Voz

Memória

João Black, poeta e fadista operário, autor do hino do jornal A Batalha

No primeiro quartel do século XX floresceu em Lisboa o fado operário como canção de intervenção. Expressou sentimentos de revolta contra a miséria e a desigualdade social. Almejou por revolução e uma sociedade mais justa.

Entre os seus nomes mais marcantes esteve João Salustiano Monteiro, mais conhecido como João Black. Nascido em Almada em 1872, radicou-se em Lisboa, onde faleceu em 1955. Chegou a ser apontado como “o mais primoroso de todos os poetas e de todos os cantadores do seu tempo” [Canção Nacional, 17 de Dezembro de 1927, pág.1].

Num tempo em que, segundo o “historiógrafo” César Nogueira, esta canção “se cantava por cultura e espírito de animar reuniões ou de prestar auxílio fraterno e não era cantada em recintos reservados e luxuosos, onde se paga um tanto por cabeça”. João Black “cultivou o fado, esse antigo fado do povo, mas na poesia lírica é que mais sobressaiu, defendendo as vítimas das injustiças sociais” [República, 16 de Dezembro de 1960, pág.9].

João Black foi um homem especialmente ligado à A Voz do Operário.
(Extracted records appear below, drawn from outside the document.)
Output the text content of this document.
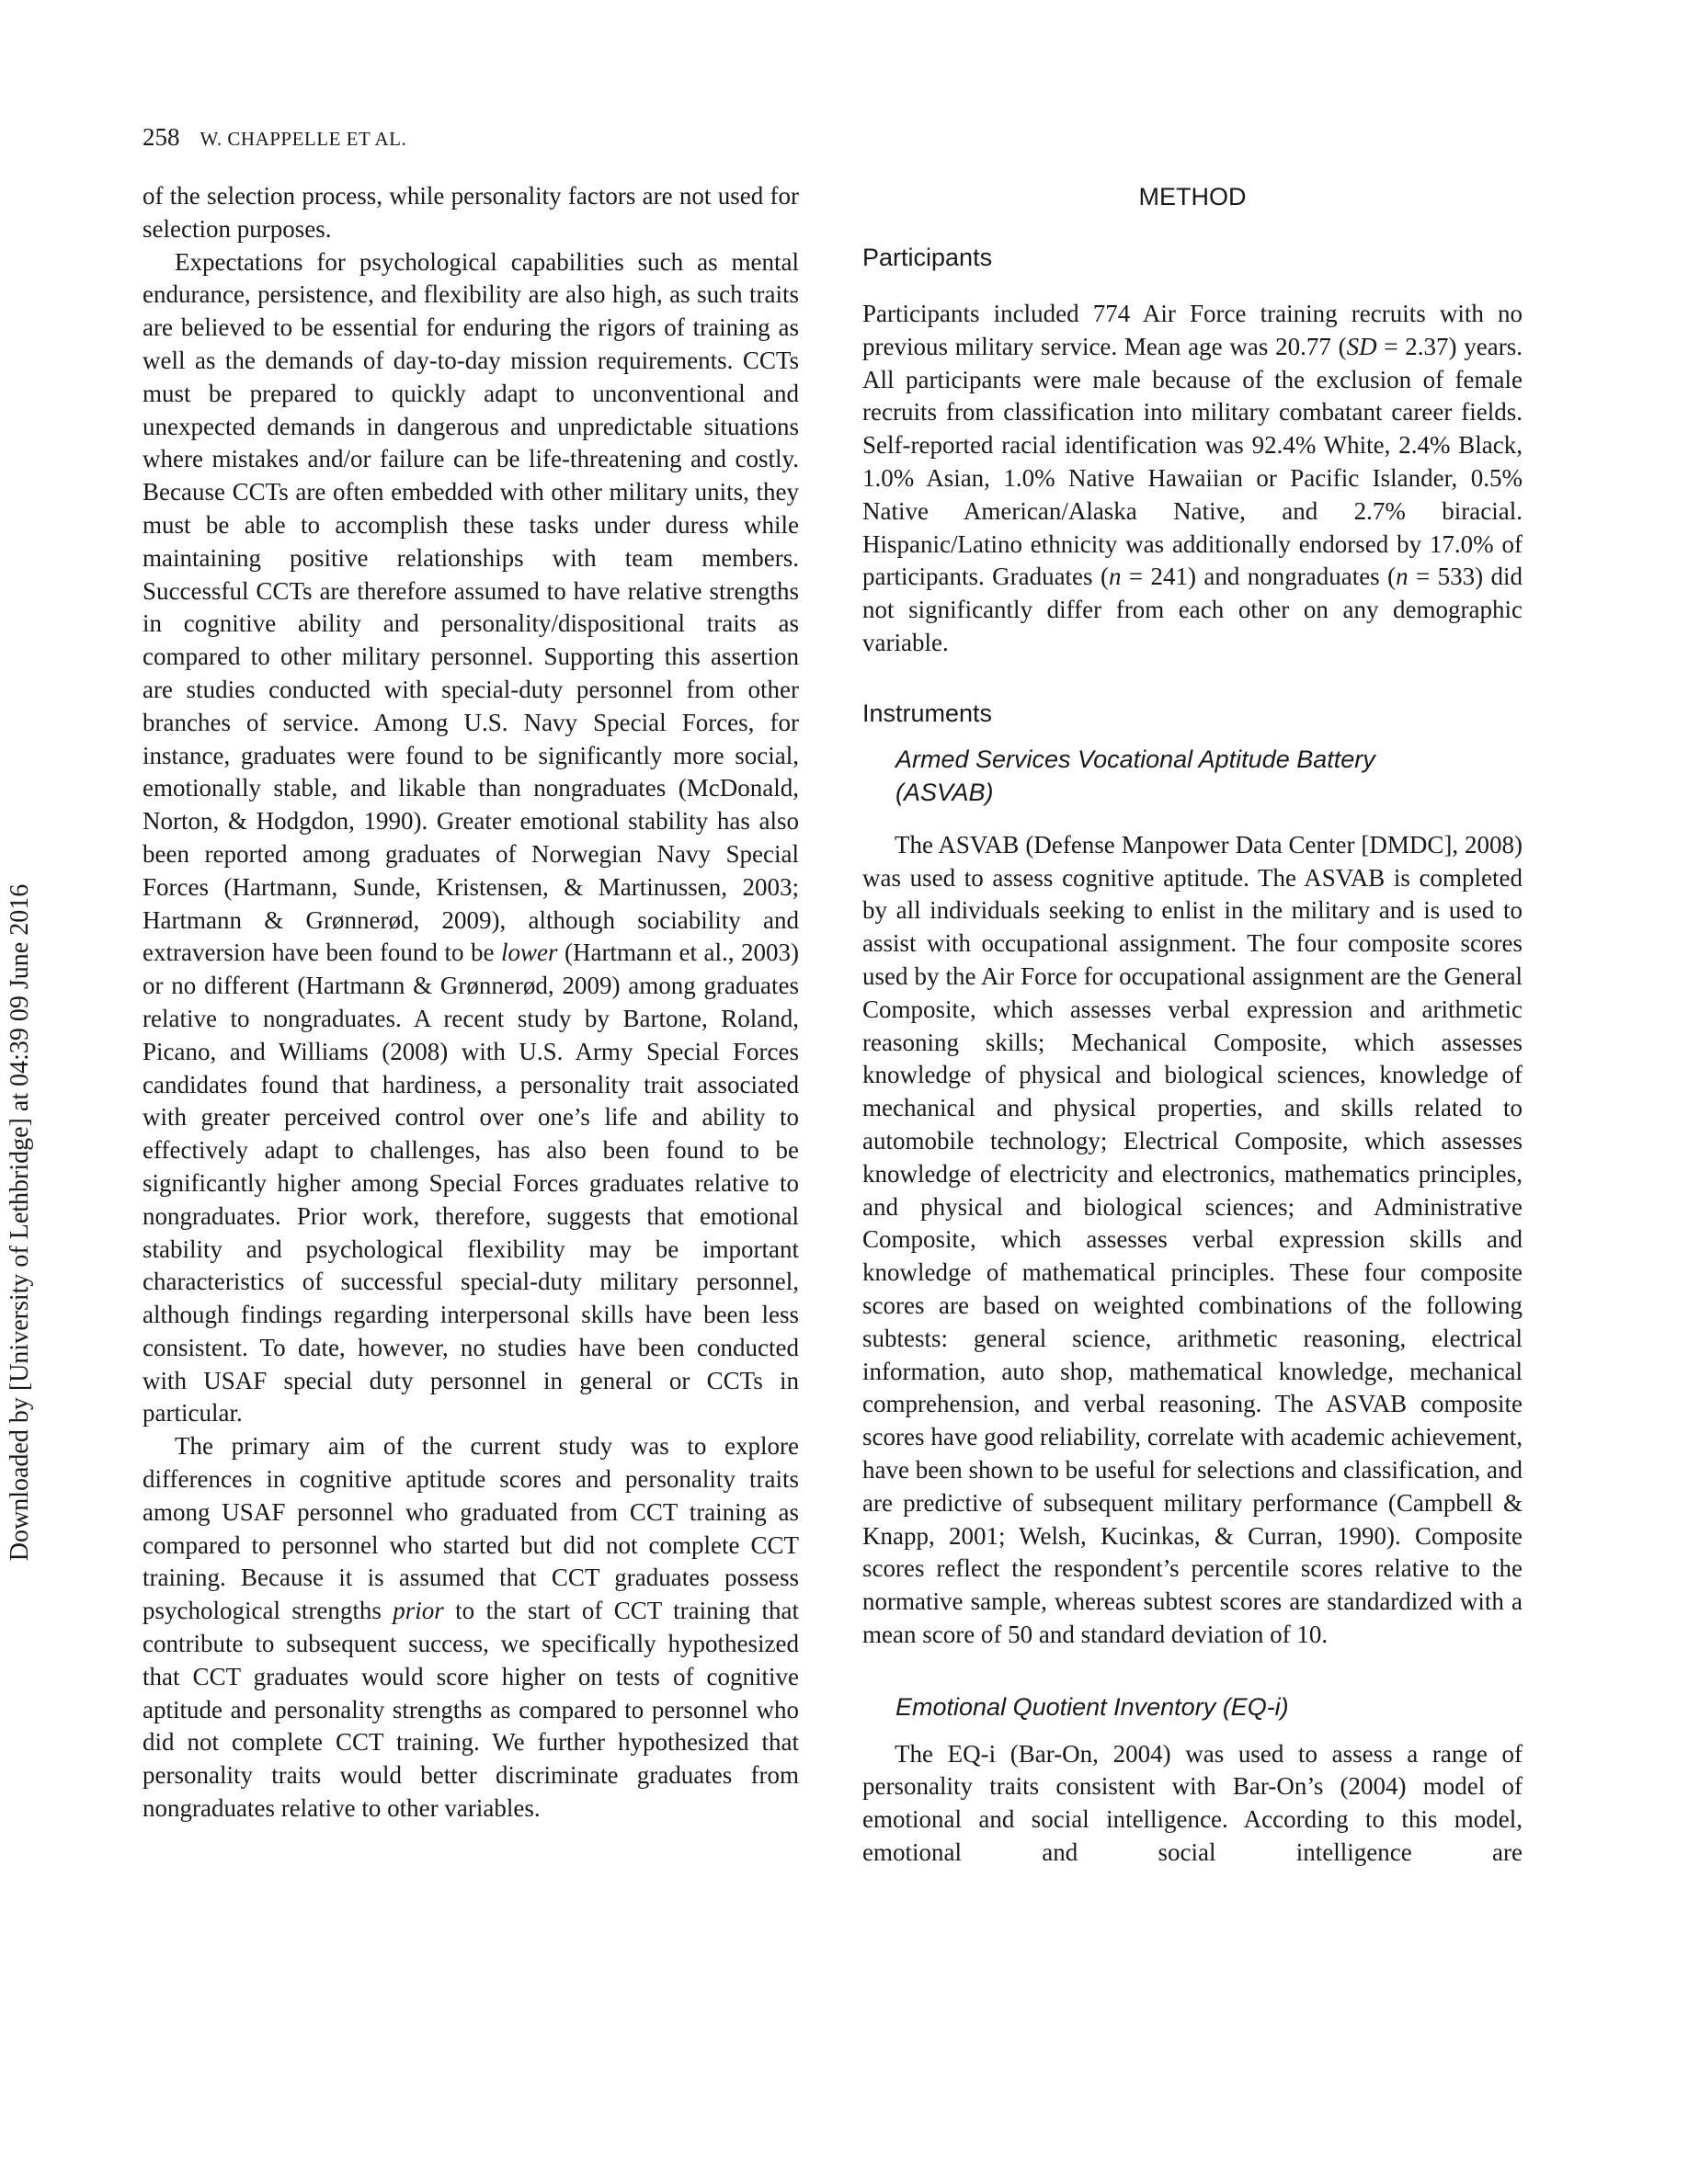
258 W. CHAPPELLE ET AL.
Downloaded by [University of Lethbridge] at 04:39 09 June 2016

of the selection process, while personality factors are not used for selection purposes.

Expectations for psychological capabilities such as mental endurance, persistence, and flexibility are also high, as such traits are believed to be essential for enduring the rigors of training as well as the demands of day-to-day mission requirements. CCTs must be prepared to quickly adapt to unconventional and unexpected demands in dangerous and unpredictable situations where mistakes and/or failure can be life-threatening and costly. Because CCTs are often embedded with other military units, they must be able to accomplish these tasks under duress while maintaining positive relationships with team members. Successful CCTs are therefore assumed to have relative strengths in cognitive ability and personality/dispositional traits as compared to other military personnel. Supporting this assertion are studies conducted with special-duty personnel from other branches of service. Among U.S. Navy Special Forces, for instance, graduates were found to be significantly more social, emotionally stable, and likable than nongraduates (McDonald, Norton, & Hodgdon, 1990). Greater emotional stability has also been reported among graduates of Norwegian Navy Special Forces (Hartmann, Sunde, Kristensen, & Martinussen, 2003; Hartmann & Grønnerød, 2009), although sociability and extraversion have been found to be lower (Hartmann et al., 2003) or no different (Hartmann & Grønnerød, 2009) among graduates relative to nongraduates. A recent study by Bartone, Roland, Picano, and Williams (2008) with U.S. Army Special Forces candidates found that hardiness, a personality trait associated with greater perceived control over one’s life and ability to effectively adapt to challenges, has also been found to be significantly higher among Special Forces graduates relative to nongraduates. Prior work, therefore, suggests that emotional stability and psychological flexibility may be important characteristics of successful special-duty military personnel, although findings regarding interpersonal skills have been less consistent. To date, however, no studies have been conducted with USAF special duty personnel in general or CCTs in particular.

The primary aim of the current study was to explore differences in cognitive aptitude scores and personality traits among USAF personnel who graduated from CCT training as compared to personnel who started but did not complete CCT training. Because it is assumed that CCT graduates possess psychological strengths prior to the start of CCT training that contribute to subsequent success, we specifically hypothesized that CCT graduates would score higher on tests of cognitive aptitude and personality strengths as compared to personnel who did not complete CCT training. We further hypothesized that personality traits would better discriminate graduates from nongraduates relative to other variables.

METHOD
Participants

Participants included 774 Air Force training recruits with no previous military service. Mean age was 20.77 (SD = 2.37) years. All participants were male because of the exclusion of female recruits from classification into military combatant career fields. Self-reported racial identification was 92.4% White, 2.4% Black, 1.0% Asian, 1.0% Native Hawaiian or Pacific Islander, 0.5% Native American/Alaska Native, and 2.7% biracial. Hispanic/Latino ethnicity was additionally endorsed by 17.0% of participants. Graduates (n = 241) and nongraduates (n = 533) did not significantly differ from each other on any demographic variable.

Instruments
Armed Services Vocational Aptitude Battery (ASVAB)

The ASVAB (Defense Manpower Data Center [DMDC], 2008) was used to assess cognitive aptitude. The ASVAB is completed by all individuals seeking to enlist in the military and is used to assist with occupational assignment. The four composite scores used by the Air Force for occupational assignment are the General Composite, which assesses verbal expression and arithmetic reasoning skills; Mechanical Composite, which assesses knowledge of physical and biological sciences, knowledge of mechanical and physical properties, and skills related to automobile technology; Electrical Composite, which assesses knowledge of electricity and electronics, mathematics principles, and physical and biological sciences; and Administrative Composite, which assesses verbal expression skills and knowledge of mathematical principles. These four composite scores are based on weighted combinations of the following subtests: general science, arithmetic reasoning, electrical information, auto shop, mathematical knowledge, mechanical comprehension, and verbal reasoning. The ASVAB composite scores have good reliability, correlate with academic achievement, have been shown to be useful for selections and classification, and are predictive of subsequent military performance (Campbell & Knapp, 2001; Welsh, Kucinkas, & Curran, 1990). Composite scores reflect the respondent’s percentile scores relative to the normative sample, whereas subtest scores are standardized with a mean score of 50 and standard deviation of 10.

Emotional Quotient Inventory (EQ-i)

The EQ-i (Bar-On, 2004) was used to assess a range of personality traits consistent with Bar-On’s (2004) model of emotional and social intelligence. According to this model, emotional and social intelligence are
Aqui estudou. E aqui trabalhou muitos anos, primeiro como tipógrafo, mais tarde como bibliotecário e administrativo. Isto para além de ter colaborado neste jornal ao longo de quase meio século.

Dedicou-se ainda a várias organizações próprias que os funcionários da A Voz do Operário já tiveram: desde uma associação mutualista a uma cooperativa de consumo, passando pelo efémero Sindicato do Pessoal da Sociedade A Voz do Operário, fundado meses antes da ditadura de Salazar decretar a dissolução forçada dos sindicatos livres, em 1933.

Black escreveu vários poemas de homenagem à A Voz do Operário. Um deles é a quadra que está gravada em painel de azulejo numa parede do refeitório escolar desta sociedade.

“De tendência socialista”, João Black “deixava transparecer, em tudo quanto escrevia, as suas preocupações tanto de carácter social como educativo”, recordaria um sindicalista seu contemporâneo [Alexandre Vieira (1959), Figuras gradas do movimento social português, p.12].

Mas Black não se ficou apenas pelo que escreveu e cantou. Salientou-se também pela sua acção no movimento sindical ainda durante a monarquia. Em 1906 foi eleito dirigente da Associação de Classe dos Compositores Tipográficos.

Pela mesma altura, dedicou-se ao associativismo popular, sendo presidente da direção de uma colectividade de Alfama, a “Sociedade Boa União”.

Em 1914, já sob a 1ª República, foi um dos fundadores e primeiros dirigentes da central sindical União Operária Nacional, depois denominada Confederação Geral do Trabalho (CGT).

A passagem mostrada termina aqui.